一般的には珍しい植物ですが、山野草や古典植物ファンにはポピュラーな秋の植物です。

 

名前の通り、花が煙草を吸う「キセル」に似ているからついた名であることは容易に想像できます。

特徴は、必ずススキと一緒に存在しています。単独で見ることはまずありません。なぜならススキに宿っているからです。単刀直入に表現すると寄生植物だからです。

 

オシャレに育てるなら背丈の低い屋久島ススキ、特に矮性の株に寄生させると、ススキより花が上にでてきますので、花姿がはっきり見えて素敵です。でも本来ススキに寄り添う植物であることをより強調させるなら、ふつうのススキをちいさめの株で小さめの鉢で持ち込んで背丈を数十センチに抑えたところで共生させると、とても愛らしく見えてきます。

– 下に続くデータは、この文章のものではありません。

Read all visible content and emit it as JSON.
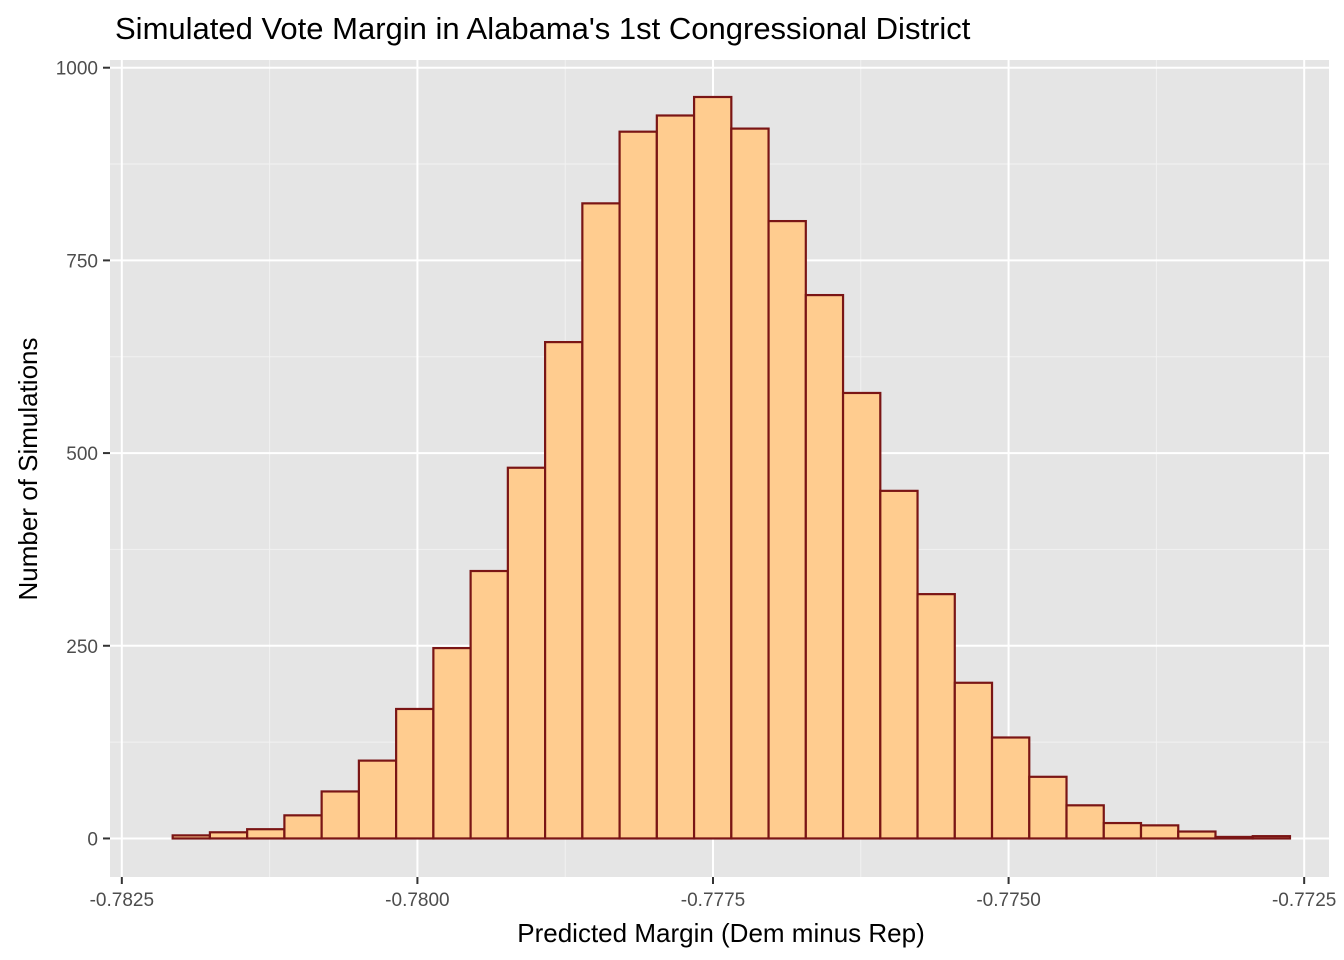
{
  "chart_data": {
    "type": "bar",
    "subtype": "histogram",
    "title": "Simulated Vote Margin in Alabama's 1st Congressional District",
    "xlabel": "Predicted Margin (Dem minus Rep)",
    "ylabel": "Number of Simulations",
    "xlim": [
      -0.7826,
      -0.77229
    ],
    "ylim": [
      -50,
      1010
    ],
    "x_ticks": [
      -0.7825,
      -0.78,
      -0.7775,
      -0.775,
      -0.7725
    ],
    "x_tick_labels": [
      "-0.7825",
      "-0.7800",
      "-0.7775",
      "-0.7750",
      "-0.7725"
    ],
    "y_ticks": [
      0,
      250,
      500,
      750,
      1000
    ],
    "y_tick_labels": [
      "0",
      "250",
      "500",
      "750",
      "1000"
    ],
    "grid": true,
    "bin_start": -0.78207,
    "bin_width": 0.000315,
    "values": [
      4,
      8,
      12,
      30,
      61,
      101,
      168,
      247,
      347,
      481,
      644,
      824,
      917,
      938,
      962,
      921,
      801,
      705,
      578,
      451,
      317,
      202,
      131,
      80,
      43,
      20,
      17,
      9,
      2,
      3
    ],
    "colors": {
      "bar_fill": "#FFCC8F",
      "bar_stroke": "#7A1515",
      "panel_background": "#E5E5E5",
      "grid_major": "#FFFFFF",
      "grid_minor": "#F2F2F2"
    }
  }
}
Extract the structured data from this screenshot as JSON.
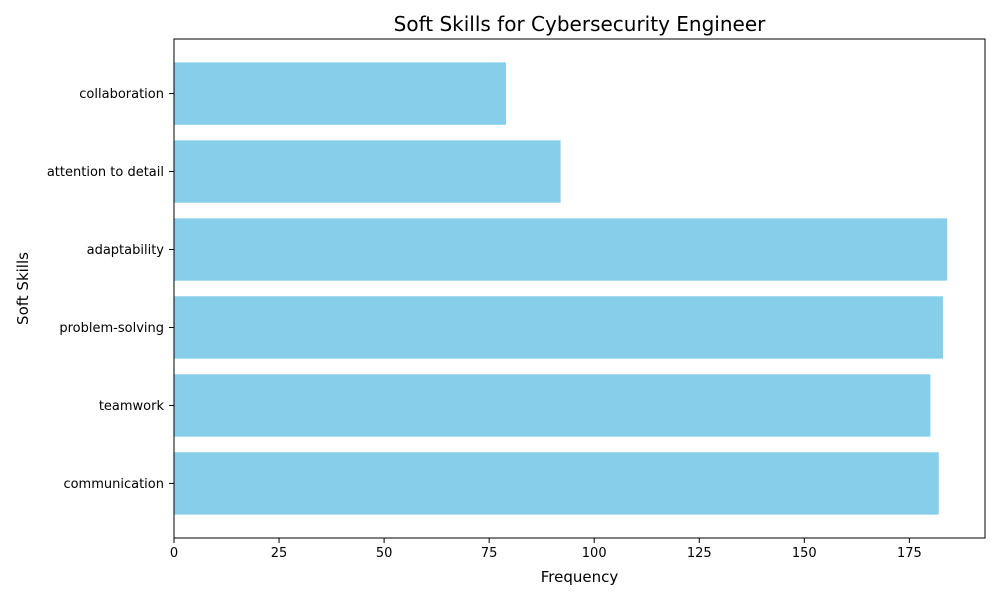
{
  "chart_data": {
    "type": "bar",
    "orientation": "horizontal",
    "title": "Soft Skills for Cybersecurity Engineer",
    "xlabel": "Frequency",
    "ylabel": "Soft Skills",
    "categories": [
      "communication",
      "teamwork",
      "problem-solving",
      "adaptability",
      "attention to detail",
      "collaboration"
    ],
    "values": [
      182,
      180,
      183,
      184,
      92,
      79
    ],
    "xlim": [
      0,
      193
    ],
    "xticks": [
      0,
      25,
      50,
      75,
      100,
      125,
      150,
      175
    ],
    "bar_color": "#87ceeb",
    "grid": false,
    "legend": "none"
  }
}
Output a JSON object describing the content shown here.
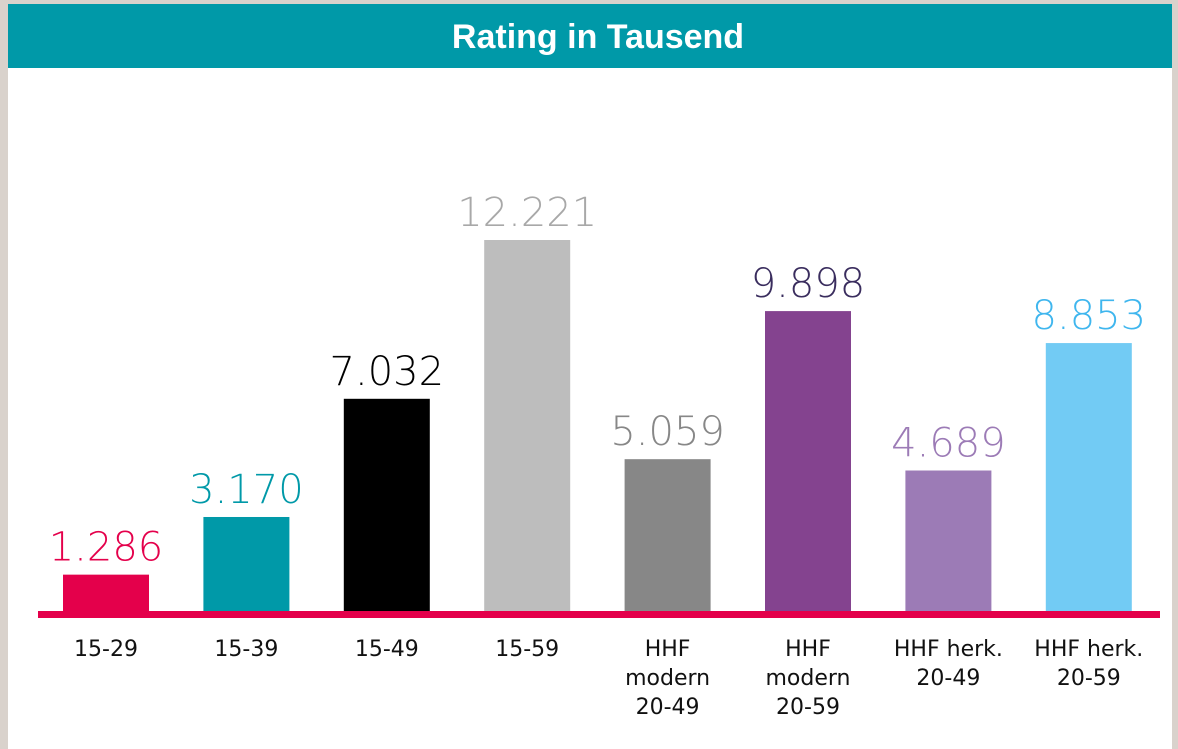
{
  "chart_data": {
    "type": "bar",
    "title": "Rating in Tausend",
    "categories": [
      [
        "15-29"
      ],
      [
        "15-39"
      ],
      [
        "15-49"
      ],
      [
        "15-59"
      ],
      [
        "HHF",
        "modern",
        "20-49"
      ],
      [
        "HHF",
        "modern",
        "20-59"
      ],
      [
        "HHF herk.",
        "20-49"
      ],
      [
        "HHF herk.",
        "20-59"
      ]
    ],
    "values": [
      1286,
      3170,
      7032,
      12221,
      5059,
      9898,
      4689,
      8853
    ],
    "value_labels": [
      "1.286",
      "3.170",
      "7.032",
      "12.221",
      "5.059",
      "9.898",
      "4.689",
      "8.853"
    ],
    "colors": [
      "#e4004b",
      "#0099a8",
      "#000000",
      "#bdbdbd",
      "#878787",
      "#84438f",
      "#9c7bb6",
      "#72cbf4"
    ],
    "label_colors": [
      "#e4004b",
      "#0099a8",
      "#000000",
      "#a8a8a8",
      "#878787",
      "#3a2d5e",
      "#9c7bb6",
      "#3fb6ee"
    ],
    "baseline_color": "#e4004b",
    "header_color": "#0099a8"
  }
}
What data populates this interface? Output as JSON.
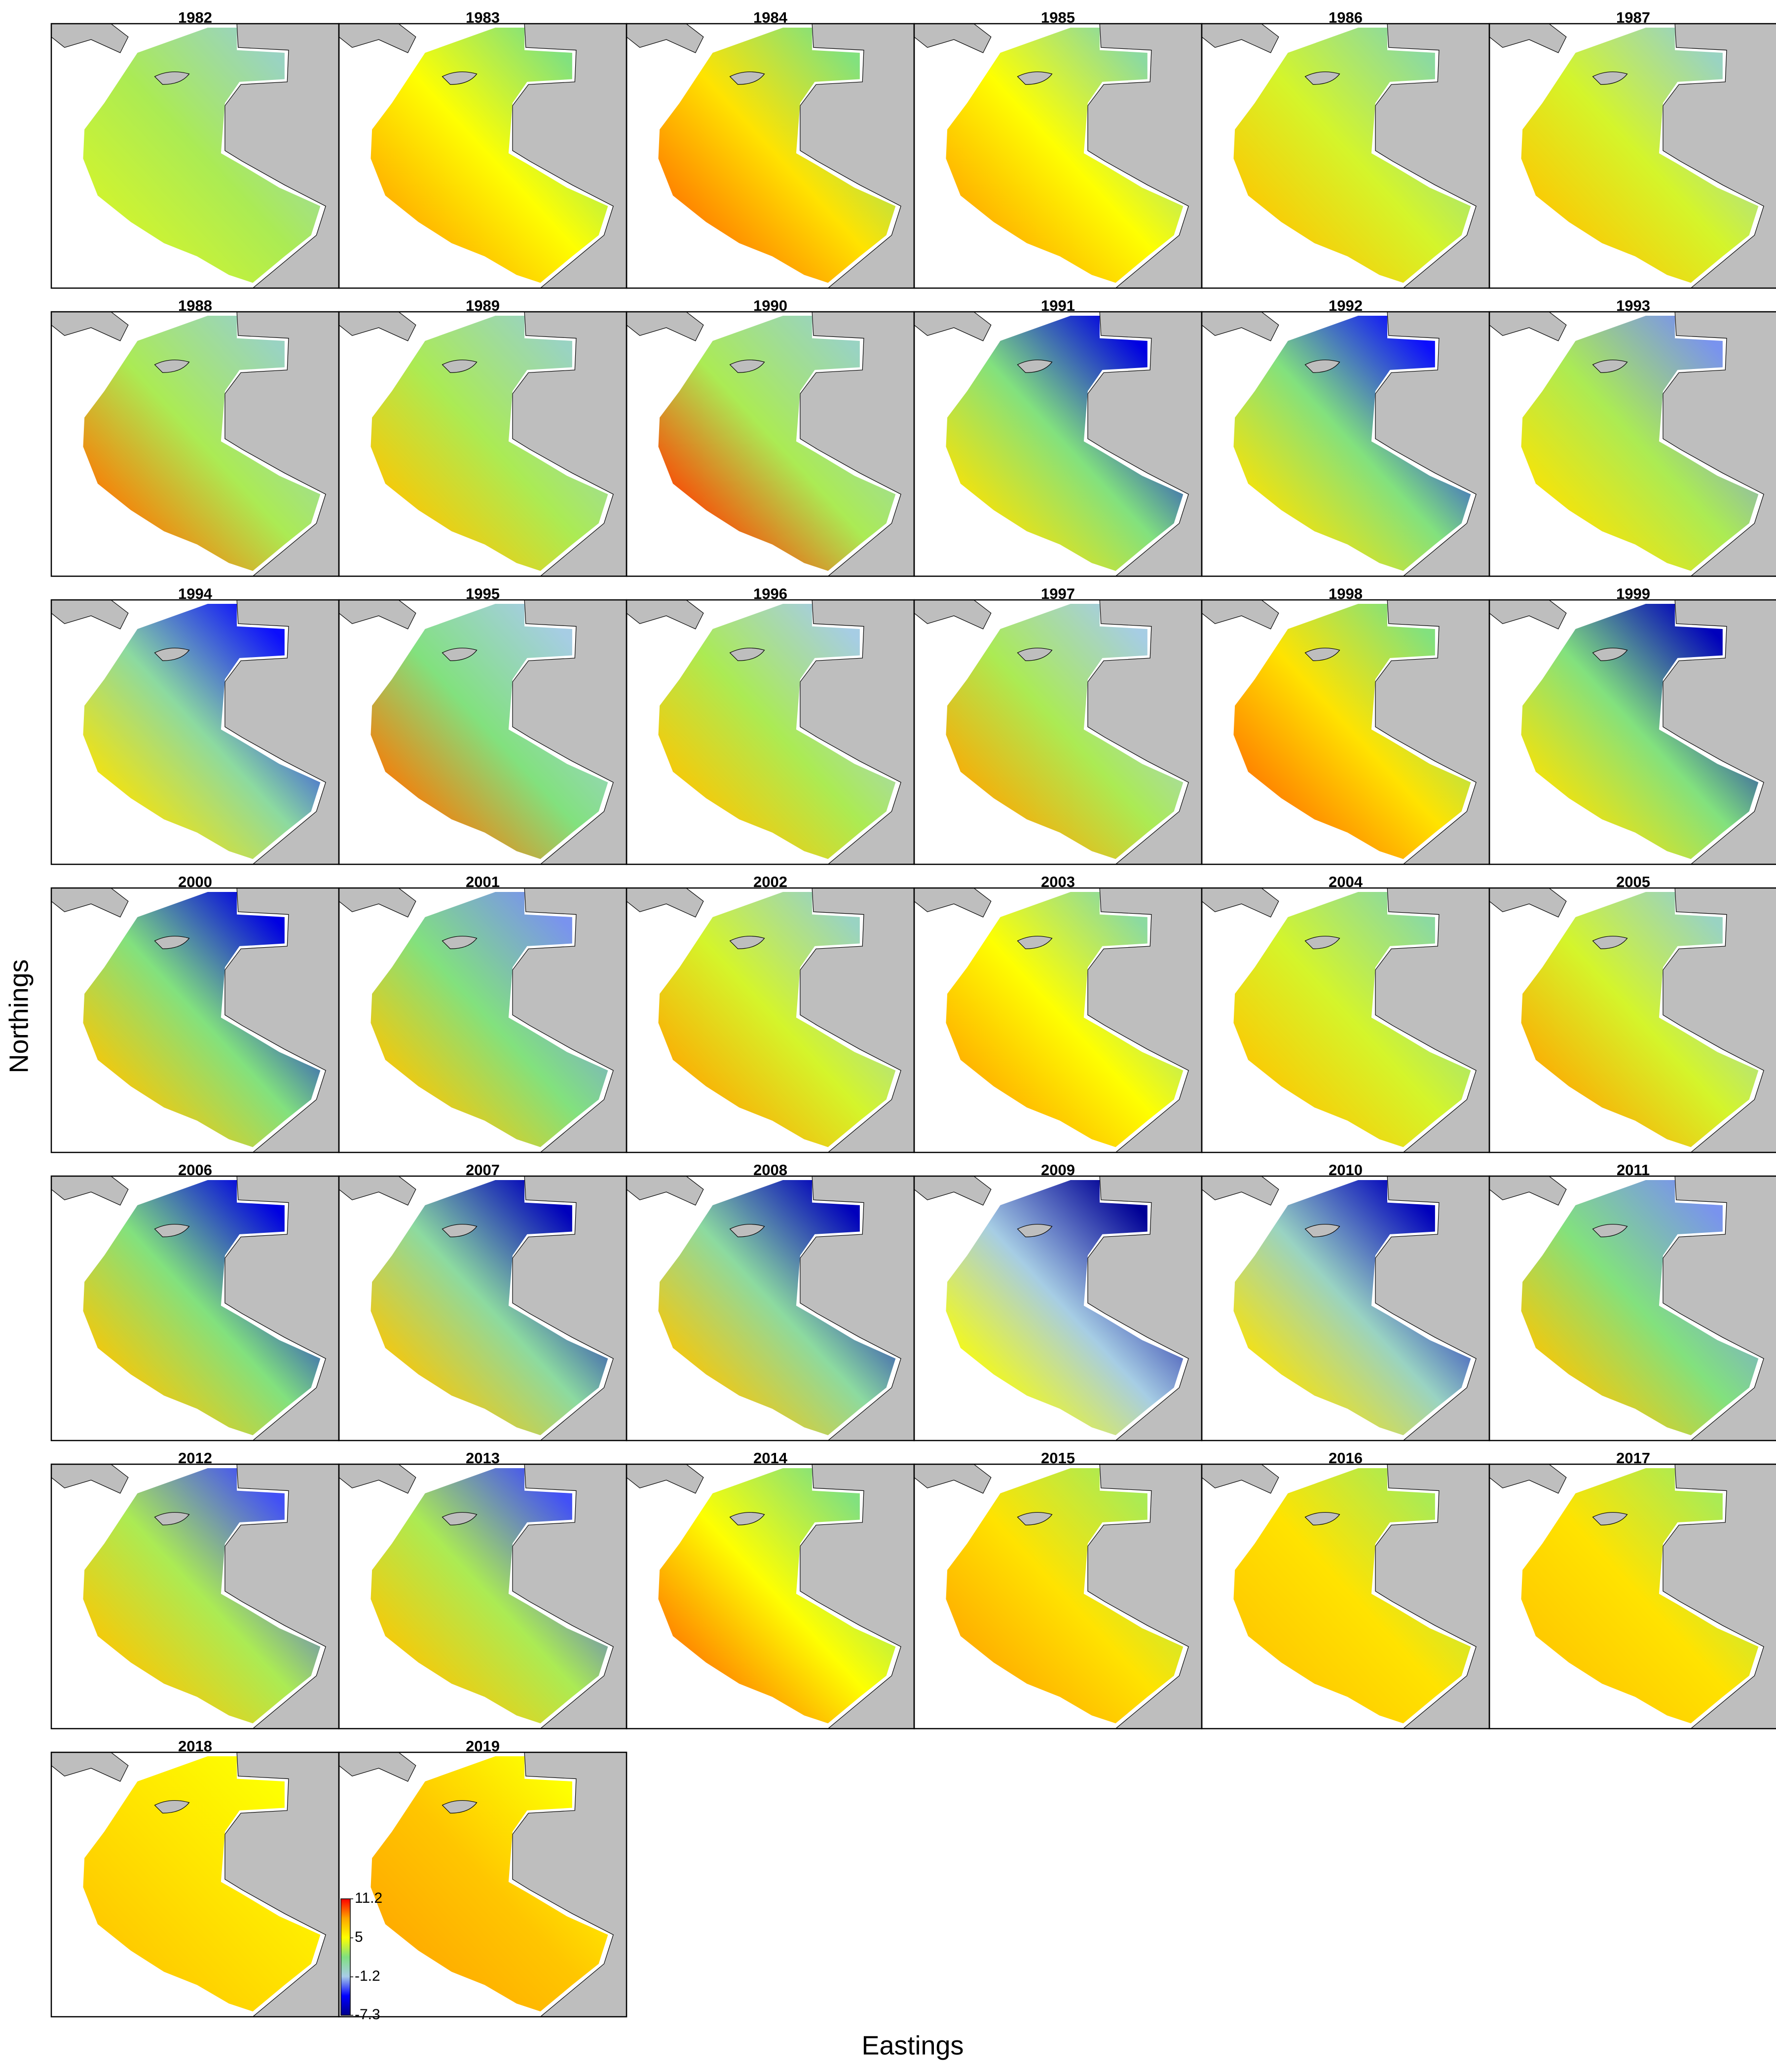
{
  "x_label": "Eastings",
  "y_label": "Northings",
  "colormap": [
    "#00008b",
    "#0000ff",
    "#a8cce8",
    "#80e080",
    "#ffff00",
    "#ffa500",
    "#ff0000"
  ],
  "colorbar_ticks": [
    11.2,
    5,
    -1.2,
    -7.3
  ],
  "panels": [
    {
      "year": "1982",
      "values": [
        4,
        3,
        0
      ]
    },
    {
      "year": "1983",
      "values": [
        8,
        5,
        2
      ]
    },
    {
      "year": "1984",
      "values": [
        9,
        6,
        2
      ]
    },
    {
      "year": "1985",
      "values": [
        8,
        5,
        1
      ]
    },
    {
      "year": "1986",
      "values": [
        7,
        4,
        1
      ]
    },
    {
      "year": "1987",
      "values": [
        7,
        4,
        0
      ]
    },
    {
      "year": "1988",
      "values": [
        9,
        3,
        0
      ]
    },
    {
      "year": "1989",
      "values": [
        7,
        3,
        0
      ]
    },
    {
      "year": "1990",
      "values": [
        10,
        3,
        0
      ]
    },
    {
      "year": "1991",
      "values": [
        6,
        2,
        -5
      ]
    },
    {
      "year": "1992",
      "values": [
        6,
        2,
        -4
      ]
    },
    {
      "year": "1993",
      "values": [
        6,
        3,
        -2
      ]
    },
    {
      "year": "1994",
      "values": [
        6,
        1,
        -4
      ]
    },
    {
      "year": "1995",
      "values": [
        9,
        2,
        -1
      ]
    },
    {
      "year": "1996",
      "values": [
        7,
        3,
        -1
      ]
    },
    {
      "year": "1997",
      "values": [
        8,
        3,
        -1
      ]
    },
    {
      "year": "1998",
      "values": [
        9,
        6,
        2
      ]
    },
    {
      "year": "1999",
      "values": [
        6,
        2,
        -6
      ]
    },
    {
      "year": "2000",
      "values": [
        7,
        2,
        -5
      ]
    },
    {
      "year": "2001",
      "values": [
        7,
        2,
        -2
      ]
    },
    {
      "year": "2002",
      "values": [
        8,
        4,
        0
      ]
    },
    {
      "year": "2003",
      "values": [
        8,
        5,
        1
      ]
    },
    {
      "year": "2004",
      "values": [
        7,
        4,
        1
      ]
    },
    {
      "year": "2005",
      "values": [
        8,
        4,
        0
      ]
    },
    {
      "year": "2006",
      "values": [
        7,
        2,
        -5
      ]
    },
    {
      "year": "2007",
      "values": [
        7,
        1,
        -6
      ]
    },
    {
      "year": "2008",
      "values": [
        7,
        1,
        -6
      ]
    },
    {
      "year": "2009",
      "values": [
        5,
        -1,
        -7
      ]
    },
    {
      "year": "2010",
      "values": [
        6,
        0,
        -6
      ]
    },
    {
      "year": "2011",
      "values": [
        7,
        2,
        -2
      ]
    },
    {
      "year": "2012",
      "values": [
        7,
        3,
        -3
      ]
    },
    {
      "year": "2013",
      "values": [
        7,
        3,
        -3
      ]
    },
    {
      "year": "2014",
      "values": [
        9,
        5,
        2
      ]
    },
    {
      "year": "2015",
      "values": [
        8,
        6,
        3
      ]
    },
    {
      "year": "2016",
      "values": [
        7,
        6,
        3
      ]
    },
    {
      "year": "2017",
      "values": [
        7,
        6,
        3
      ]
    },
    {
      "year": "2018",
      "values": [
        7,
        6,
        5
      ]
    },
    {
      "year": "2019",
      "values": [
        8,
        7,
        5
      ]
    }
  ]
}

これを十五夜に飾ると日本の侘び寂の世界となるわけです。

 

残念ながら、育ったものを組み合わせて、そのような形にできないのが生き物の難しさなのですが、生産者はこれを1年弱程計画して作ります。ススキを準備し、株の本数や大きさを計算して栽培用の鉢に植えこみ、春の彼岸の頃、ナンバンギセルの胞子(種)をぱらぱらとススキの根元に散らします。完成したら化粧鉢に植え替えます。

 

思うような仕上がりになるかならないかは、生産者の経験から裏付けられた腕の見せ所となります。

 

ちなみに花が終わると花の中に胞子(種)ができ採種できますが、放っておいても自然に落ち、毎年花は楽しめます。早ければ9月初旬から、気温や条件や運がよければ12月下旬ころまで断続的に花が楽しめます。

 

当社でも、毎年恒例で取り扱います。このために年間を通して屋久島ススキが市場に出回ると必ず仕入れるようにしています。揃えておくと必ずと言っていいほどセットで売れますから売り上げ増につながるのです。用意周到大事です。